The NYC mayoral race 2013

Detroit’s affordable. Mogadishu is even more affordable. That’s the way things are in cities where people want to live: expensive. The exceptions are fast growing cities with loose building standards so that supply of housing can keep up with demand.

And the repairs will be paid for by somebody else down the line.

I should hope you wouldn’t want to live in any of those, if NYC is your ideal.

You mean like gun control and nanny-state bullshit that conservatives so love?

Anyway, I thought we were supposed to be discussing the election here, not playing a NYC version of Dem vs Repub gotcha.

So it’s pretty clear that there is gonna be a runoff, and that Quinn is gotta get one of the slots. Who do you think will be the other candidate to make it to the runoff, DiBlasio or Thompson? And in a runoff of Quinn vs. “anti-Quinn,” do you think Quinn can manage a win?

Apropos of nothing, old NY joke:

“What’s your name?”

“Anthony P. Quinn.”

“How do you spell ‘Quinn’?”

“C-O-H-E-N.”

“What does the ‘P’ stand for?”

“The ‘P’ is silent, like in water.”

“There’s no ‘P’ in water.”

“I can see you was never swimming in Coney Island.”

I think de Blasio is in better shape than Thompson, and no, I do not think he can beat Quinn. I think that the only one who could beat Quinn was Weiner, and that is obviously no longer the case. I did not think this race could be more dismal two months ago, but I sure was proven wrong. So you never know.

I wouldn’t write off Thompson so quickly. He’s been making a big push for the black vote–there’s a Thompson ad I’ve been hearing constantly on black radio for the last week or so about how he’s “one of us” and how he was the only one to stand up to Bloomberg. If I didn’t already dislike Thompson, I might have been swayed to give him a second look. And he does have the backing of the teachers, police, and firefighters unions.

I actually think Weiner would have been an easier matchup for Quinn. His negatives were always higher than hers, even when he was leading in the polls. For people looking for an anti-Quinn, Thompson and DiBlasio are both pretty unobjectionable, even if they’re both uninspiring.

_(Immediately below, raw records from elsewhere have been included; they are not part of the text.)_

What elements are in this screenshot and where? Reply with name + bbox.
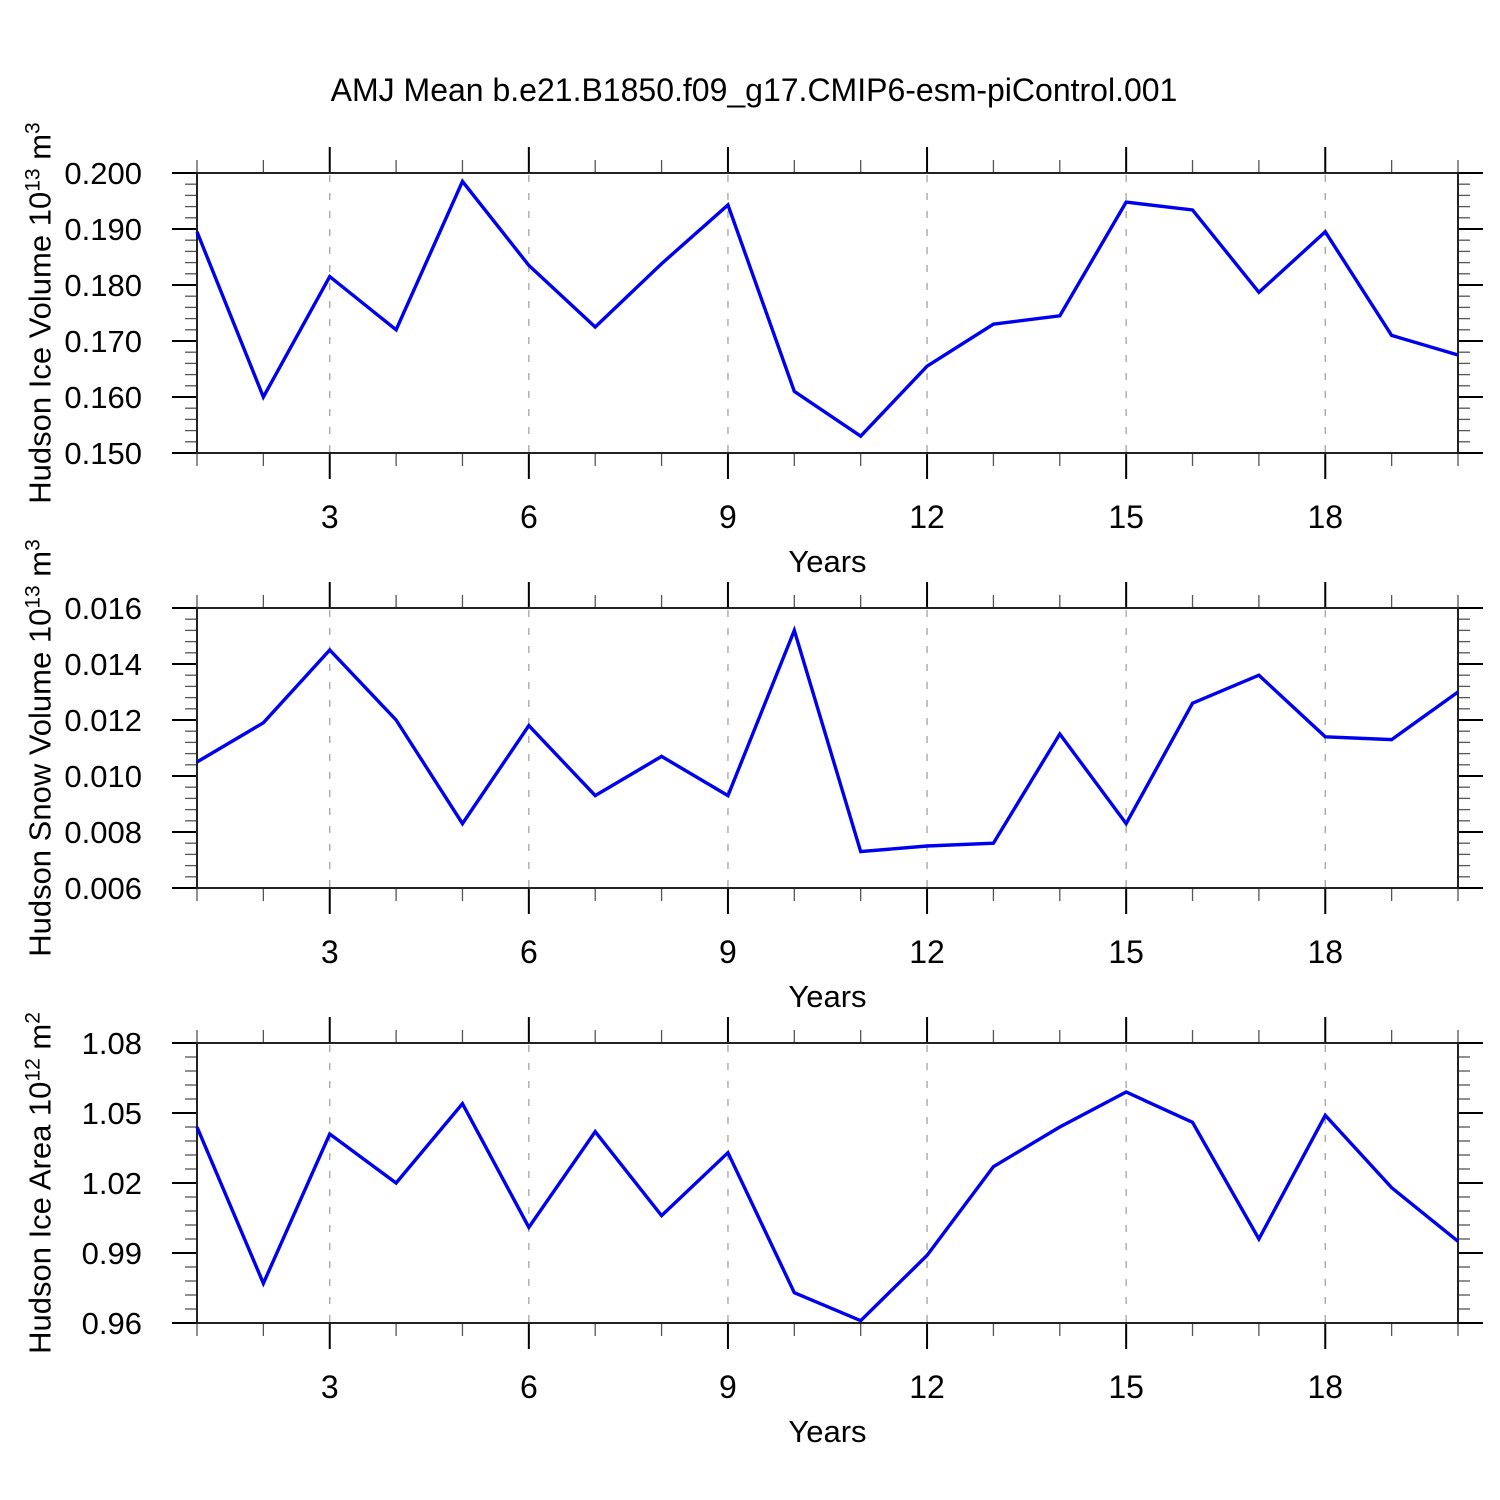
- panel-frame: [196, 607, 1459, 889]
- x-tick-label: 3: [321, 499, 339, 535]
- y-tick-label: 0.016: [64, 591, 142, 626]
- y-tick-label: 0.008: [64, 815, 142, 850]
- x-tick-label: 6: [520, 934, 538, 970]
- y-tick-label: 0.99: [82, 1236, 142, 1271]
- x-tick-label: 3: [321, 934, 339, 970]
- x-tick-label: 9: [719, 934, 737, 970]
- panel-frame: [196, 172, 1459, 454]
- x-tick-label: 15: [1108, 499, 1144, 535]
- data-line: [195, 178, 1459, 439]
- y-tick-label: 0.150: [64, 436, 142, 471]
- x-tick-label: 15: [1108, 934, 1144, 970]
- x-tick-label: 12: [909, 934, 945, 970]
- data-line: [195, 1090, 1460, 1323]
- y-tick-label: 0.180: [64, 268, 142, 303]
- panel-frame: [196, 1042, 1459, 1324]
- x-tick-label: 6: [520, 499, 538, 535]
- x-tick-label: 9: [719, 499, 737, 535]
- y-tick-label: 0.160: [64, 380, 142, 415]
- y-tick-label: 0.012: [64, 703, 142, 738]
- x-tick-label: 6: [520, 1369, 538, 1405]
- y-tick-label: 0.170: [64, 324, 142, 359]
- x-tick-label: 18: [1307, 499, 1343, 535]
- x-tick-label: 18: [1307, 934, 1343, 970]
- y-tick-label: 1.08: [82, 1026, 142, 1061]
- y-tick-label: 1.02: [82, 1166, 142, 1201]
- x-tick-label: 3: [321, 1369, 339, 1405]
- x-axis-title: Years: [788, 1414, 866, 1449]
- x-axis-title: Years: [788, 979, 866, 1014]
- y-tick-label: 0.190: [64, 212, 142, 247]
- x-tick-label: 12: [909, 499, 945, 535]
- y-tick-label: 0.006: [64, 871, 142, 906]
- y-tick-label: 0.010: [64, 759, 142, 794]
- y-tick-label: 0.014: [64, 647, 142, 682]
- x-tick-label: 12: [909, 1369, 945, 1405]
- y-tick-label: 0.200: [64, 156, 142, 191]
- x-axis-title: Years: [788, 544, 866, 579]
- x-tick-label: 15: [1108, 1369, 1144, 1405]
- chart-title: AMJ Mean b.e21.B1850.f09_g17.CMIP6-esm-p…: [330, 72, 1178, 108]
- data-line: [196, 625, 1459, 854]
- y-tick-label: 0.96: [82, 1306, 142, 1341]
- y-tick-label: 1.05: [82, 1096, 142, 1131]
- x-tick-label: 9: [719, 1369, 737, 1405]
- x-tick-label: 18: [1307, 1369, 1343, 1405]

Oh, maybe we’re both wrong:

Poll puts de Blasio first in mayoral primary

Like I said, de Blasio is in better shape than Thompson. Unions are more or less split between them (de Blasio has SEIU 1199, which is enormous) and the unions that endorsed Thompson did so because back then, de Blasio’s numbers were horrendous.

This is the first time de Blasio’s numbers have had any signs of life. It’s just flirtation. The election is getting close and no saviors are forthcoming. I would be more optimistic if he were any kind of real progressive candidate. De Blasio, Thompson, and Quinn melted down in a crucible add up to one progressive. It’s really just a matter of which one motivates his/her little coalition enough to show up next month.

Great, they’re back to interest group politics again.

De Blasio now leads in a Quinnipiac poll.

Who’s “they,” New Yorkers or Dems?

We’ve gone from candidates with broad appeal(Giuliani and Bloomberg) back to balkanized politics.

Uh, no one ever left interest group politics. No one ever does.

That’s hilarious.

Bloomberg and Giuliani have supposedly “broad appeal” at the national level because people who read about them outside NYC have absolutely nothing at stake and no sense of the peculiarities of local issues. Bloomberg’s and Giuliani’s politics goes through a national level filter. In NYC they are balkanized players just like everyone else.

What nonsense. We’re still closing in on the primaries, and it’s a primary with no incumbent, so of course things looked divided. Soon we’ll get to the general and things will start to coalesce. And I think you’ve just assumed Giuliani and Bloomberg were always broadly popular and won election easily. Dinkins narrowly beat Giuliani in 1989 and that was reversed in 1993. Giuliani won pretty handily in 1997 but it wasn’t a landslide. Bloomberg beat Green by about 50%-48% in 2001, and he creamed Ferrer in 2005 (60%-39%) but scraped past Thompson in 2009 (51%-46%) in an election that everybody assumed he was going to win easily. There were certainly swathes of time where Giuliani and Bloomberg were very popular, but they were not universally acclaimed throughout all of their terms. It wasn’t even close to that.

It is worth pointing out, yet again, that Bloomberg was a lifelong Democrat before running for mayor, whereupon he switched parties to face a much easier primary challenge. Mark Green and Fernando Ferrer were much more serious opponents for Bloomberg than Herman Badillo, whom the latter defeated handily in the primary.

Giuliani is a tougher nut to crack. His first term was very, very different than his second. He probably had broad appeal briefly but squandered it quicker than boiled asparagus. The rest of the country thinks of him as the 9/11 mayor. Opinion here is quite different.

It’s a feature, not a bug. Read The Federalist. Same reasoning applies at the local level.

You don’t consider de Blasio a real progressive? Why not?